Staying with that percentage, the Eleven have scored 90 of their 153 league goals at home or just under 60%, with 25% of their goals coming during last year's Championship run season. Not surprisingly, the rest of the goal scoring stats are skewed towards the success of last year's home results. A season where the Eleven didn't lose a single game at home. It's also not surprising that when the team scores multiple goals, they tend to win. What is surprising is how much above two goals a game the team averages during their wins at home. Even removing last year's relative goal-fest, they still average more than two goals a game. They also don't let teams score much when they win.
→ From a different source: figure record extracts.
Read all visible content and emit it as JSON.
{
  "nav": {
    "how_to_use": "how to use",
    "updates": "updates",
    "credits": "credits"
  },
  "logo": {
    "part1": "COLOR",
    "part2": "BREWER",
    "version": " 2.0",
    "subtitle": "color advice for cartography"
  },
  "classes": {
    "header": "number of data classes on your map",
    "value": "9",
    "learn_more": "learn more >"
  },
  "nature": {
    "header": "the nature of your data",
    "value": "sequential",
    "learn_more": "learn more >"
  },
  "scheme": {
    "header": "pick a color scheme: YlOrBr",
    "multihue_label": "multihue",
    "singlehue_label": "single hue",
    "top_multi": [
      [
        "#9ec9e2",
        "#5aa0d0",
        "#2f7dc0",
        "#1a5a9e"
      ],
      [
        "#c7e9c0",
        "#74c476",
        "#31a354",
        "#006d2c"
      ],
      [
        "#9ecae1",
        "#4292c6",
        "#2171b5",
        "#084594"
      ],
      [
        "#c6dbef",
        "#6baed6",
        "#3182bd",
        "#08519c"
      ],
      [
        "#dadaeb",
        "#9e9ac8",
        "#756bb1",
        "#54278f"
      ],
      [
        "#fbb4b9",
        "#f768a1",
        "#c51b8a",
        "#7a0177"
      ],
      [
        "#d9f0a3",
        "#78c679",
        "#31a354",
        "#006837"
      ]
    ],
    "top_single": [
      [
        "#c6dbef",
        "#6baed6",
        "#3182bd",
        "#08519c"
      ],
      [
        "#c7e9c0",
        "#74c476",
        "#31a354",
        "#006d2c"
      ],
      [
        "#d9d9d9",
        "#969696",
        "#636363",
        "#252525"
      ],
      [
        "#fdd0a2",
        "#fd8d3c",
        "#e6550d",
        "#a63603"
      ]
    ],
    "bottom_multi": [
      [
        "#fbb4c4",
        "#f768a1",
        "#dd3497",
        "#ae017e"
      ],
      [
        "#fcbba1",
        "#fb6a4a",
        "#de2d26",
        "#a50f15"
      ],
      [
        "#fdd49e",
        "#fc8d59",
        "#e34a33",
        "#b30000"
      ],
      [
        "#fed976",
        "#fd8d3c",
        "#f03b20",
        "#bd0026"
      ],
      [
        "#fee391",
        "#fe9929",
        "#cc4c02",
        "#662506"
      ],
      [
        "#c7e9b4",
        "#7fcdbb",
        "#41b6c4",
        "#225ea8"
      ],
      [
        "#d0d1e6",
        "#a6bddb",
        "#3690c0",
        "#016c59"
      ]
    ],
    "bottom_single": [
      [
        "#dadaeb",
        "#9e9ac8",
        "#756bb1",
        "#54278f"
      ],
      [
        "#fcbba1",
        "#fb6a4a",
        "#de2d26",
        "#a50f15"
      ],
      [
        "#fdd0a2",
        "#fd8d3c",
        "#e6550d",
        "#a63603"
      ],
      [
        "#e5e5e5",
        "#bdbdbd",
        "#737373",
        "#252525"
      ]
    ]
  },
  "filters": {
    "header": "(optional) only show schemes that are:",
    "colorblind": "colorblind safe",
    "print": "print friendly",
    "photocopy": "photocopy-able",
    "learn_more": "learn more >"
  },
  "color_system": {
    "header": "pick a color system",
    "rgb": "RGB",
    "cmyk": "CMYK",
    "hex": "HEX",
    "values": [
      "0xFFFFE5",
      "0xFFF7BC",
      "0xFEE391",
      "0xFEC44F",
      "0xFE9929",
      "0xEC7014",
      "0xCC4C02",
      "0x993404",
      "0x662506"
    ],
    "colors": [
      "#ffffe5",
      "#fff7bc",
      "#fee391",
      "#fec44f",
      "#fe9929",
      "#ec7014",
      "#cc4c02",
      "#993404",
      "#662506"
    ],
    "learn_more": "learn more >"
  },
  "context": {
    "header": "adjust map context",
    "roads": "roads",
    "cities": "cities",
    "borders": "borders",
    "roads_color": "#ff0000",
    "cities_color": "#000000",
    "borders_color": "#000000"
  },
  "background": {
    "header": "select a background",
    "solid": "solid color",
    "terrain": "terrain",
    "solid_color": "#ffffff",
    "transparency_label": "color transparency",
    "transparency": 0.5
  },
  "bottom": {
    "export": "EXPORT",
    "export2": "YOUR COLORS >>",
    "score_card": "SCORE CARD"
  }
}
The Eleven have often felt like they either score late or give up goals late. In this case, the former looks to be true, while the latter doesn't pan out. The Eleven, across all years and halves, score more goals in the final third of each half than any other time of the game and score more goals in the second half than the first half. The closest thing to a trend for when the opposing teams score is that the Eleven do give up a lot of goals in the 16 - 30 minute interval.

I think we've reached maximum stat overload. You know what they all mean? The Eleven are the leaders in attendance by a wide margin, Coach Sommer struggled while Coach Hankinson gets positive results, and they score a good deal of their goals at home in the East goal.